Le vieux peuple, en insultant le Fils de Dieu, Lui offrit un roseau pour

sceptre. Criminels imitateurs de nos pères, c'est d'un roseau que se servirent

leurs enfants pour L'abaisser, dans leurs écrits, à la simple condition

d'homme. C'est l'arme que le démon aiguisa contre le Réparateur de notre

salut, et, au lieu des vêtements dont ses meurtriers L'avaient revêtu par

dérision et par mépris, il Lui attacha la flétrissure de ses stigmates, en

désignant l'Auteur de toutes choses tantôt par le mot de créé, et tantôt par

celui de fait; comme on Lui avait tressé jadis une couronne d'épines

naturelles, il Lui fit aussi, au bruit d'une trompeuse harmonie, comme une

couronne d'épines intelligentes, et cacha ainsi le chardon sous les fleurs.

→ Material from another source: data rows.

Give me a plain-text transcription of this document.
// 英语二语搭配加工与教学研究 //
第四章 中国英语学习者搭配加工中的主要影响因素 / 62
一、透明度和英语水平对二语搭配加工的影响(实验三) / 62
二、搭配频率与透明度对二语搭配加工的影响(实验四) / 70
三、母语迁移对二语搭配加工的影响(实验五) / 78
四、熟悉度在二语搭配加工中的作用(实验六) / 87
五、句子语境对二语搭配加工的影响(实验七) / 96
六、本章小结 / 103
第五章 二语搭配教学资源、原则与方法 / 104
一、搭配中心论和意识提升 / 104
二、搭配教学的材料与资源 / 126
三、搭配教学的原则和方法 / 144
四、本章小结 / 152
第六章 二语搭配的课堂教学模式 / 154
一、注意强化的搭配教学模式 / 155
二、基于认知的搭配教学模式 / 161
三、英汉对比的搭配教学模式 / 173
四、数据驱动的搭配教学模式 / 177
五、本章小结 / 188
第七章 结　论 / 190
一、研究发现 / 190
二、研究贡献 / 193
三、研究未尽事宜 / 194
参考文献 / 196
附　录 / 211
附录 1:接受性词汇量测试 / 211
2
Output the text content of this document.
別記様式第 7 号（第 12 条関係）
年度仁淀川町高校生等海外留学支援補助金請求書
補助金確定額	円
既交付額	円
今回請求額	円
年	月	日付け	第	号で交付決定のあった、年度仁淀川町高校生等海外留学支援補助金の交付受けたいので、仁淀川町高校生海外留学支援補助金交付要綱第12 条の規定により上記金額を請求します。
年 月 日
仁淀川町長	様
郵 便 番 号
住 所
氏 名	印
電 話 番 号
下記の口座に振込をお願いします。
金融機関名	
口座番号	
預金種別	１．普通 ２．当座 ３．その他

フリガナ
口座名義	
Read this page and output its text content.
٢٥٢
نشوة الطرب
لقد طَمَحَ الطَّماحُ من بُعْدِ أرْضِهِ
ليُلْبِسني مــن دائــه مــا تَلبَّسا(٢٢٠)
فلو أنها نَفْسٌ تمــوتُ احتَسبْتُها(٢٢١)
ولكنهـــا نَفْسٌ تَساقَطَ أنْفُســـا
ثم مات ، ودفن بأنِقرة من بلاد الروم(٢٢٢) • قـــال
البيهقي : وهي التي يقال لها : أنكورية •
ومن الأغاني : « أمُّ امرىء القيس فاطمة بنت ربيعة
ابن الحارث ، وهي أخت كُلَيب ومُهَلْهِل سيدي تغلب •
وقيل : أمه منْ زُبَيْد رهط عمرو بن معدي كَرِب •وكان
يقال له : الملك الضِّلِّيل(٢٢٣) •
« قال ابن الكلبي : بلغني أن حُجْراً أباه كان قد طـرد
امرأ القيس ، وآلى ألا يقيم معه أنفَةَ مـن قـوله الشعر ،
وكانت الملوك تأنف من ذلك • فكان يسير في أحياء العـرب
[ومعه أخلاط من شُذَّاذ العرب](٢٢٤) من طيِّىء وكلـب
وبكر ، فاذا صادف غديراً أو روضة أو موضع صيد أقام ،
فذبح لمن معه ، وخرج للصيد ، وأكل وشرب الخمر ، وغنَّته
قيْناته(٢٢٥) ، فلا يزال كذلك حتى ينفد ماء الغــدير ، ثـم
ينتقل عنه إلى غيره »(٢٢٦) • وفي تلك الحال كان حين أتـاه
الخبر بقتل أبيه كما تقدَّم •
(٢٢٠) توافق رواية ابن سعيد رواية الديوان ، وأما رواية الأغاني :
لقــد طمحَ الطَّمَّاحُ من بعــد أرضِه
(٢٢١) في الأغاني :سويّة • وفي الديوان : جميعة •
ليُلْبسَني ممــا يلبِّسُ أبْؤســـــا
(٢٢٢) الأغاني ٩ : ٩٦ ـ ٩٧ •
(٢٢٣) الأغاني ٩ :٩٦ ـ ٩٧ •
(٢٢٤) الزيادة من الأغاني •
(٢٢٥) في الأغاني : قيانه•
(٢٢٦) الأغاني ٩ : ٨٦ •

Après s'être aperçu qu'on avait découvert son iniquité, et que le vinaigre et

les crachats, les épines et les clous, la croix et les vêtements ignominieux, le

roseau et la lance, les tourments et les outrages n'inspiraient plus que le

dégoût et l'horreur, nautonier prudent, il changea de voiles et lança sa nacelle

vers d'autres rivages. Aux soufflets dont notre Seigneur fut meurtri, il

substitua la licence et l'erreur, il remplaça les outrages par la fureur des

querelles, il mit les machinations clandestines à la place des insignes

ignominieux, et la discorde fut le nouveau spectre dont il s'arma. Il ne

négligea rien pour nous diviser et nous perdre. De l'orgueil naquit la haine; la

jalousie et la colère, l'arrogance et la dissimulation conspirèrent contre notre

Sauveur avec la même ardeur qu'elles déployèrent autrefois pour Le faire

mourir. L'hérésie secrète fut substituée à la croix, instrument public du

supplice; les disputes impies aux clous de fer, et l'abandon de la vérité

orthodoxe à la descente de notre Sauveur aux enfers. Satan fit tous ses

efforts pour renouveler le type de la croix usé par le temps. Au lieu d'une

éponge imbibée de vinaigre et de fiel, il suscita l'inquiète curiosité au regard

empoisonné, et si le Seigneur refusa autrefois le fiel qu'on lui offrait, l'esprit

de révolte fut accepté par des hommes insensés comme un don plein de

charme et de douceur.

En ce temps-là les juges vengèrent la mort du Sauveur: maintenant, au

contraire, je vois les juges conspirer contre nous, pour ainsi dire, et au lieu

d'un acquittement, prononcer une sentence de condamnation. Et ce que

nous devons surtout déplorer, c'est que les prêtres, dont les mains

consacraient les rois, multiplient sous leurs pas les occasions de chute, au

lieu de prêcher la paix, allument les brandons de la guerre, dont le feu

dévore les nations. Seigneur, nous Te demandons la paix pour les prêtres et

les rois; fais que les prêtres et le peuple réunis dans l'unité de l'église offrent

à Dieu leurs prières et leurs voeux pour le salut de ceux qui gouvernent et

qu'ils implorent la clémence des princes pour leurs sujets. Seigneur, apaise

les troubles qui agitent l'empire, calme les haines intestines, Toi qui

au-dedans et au-dehors, étends ta Puissance sur toutes choses.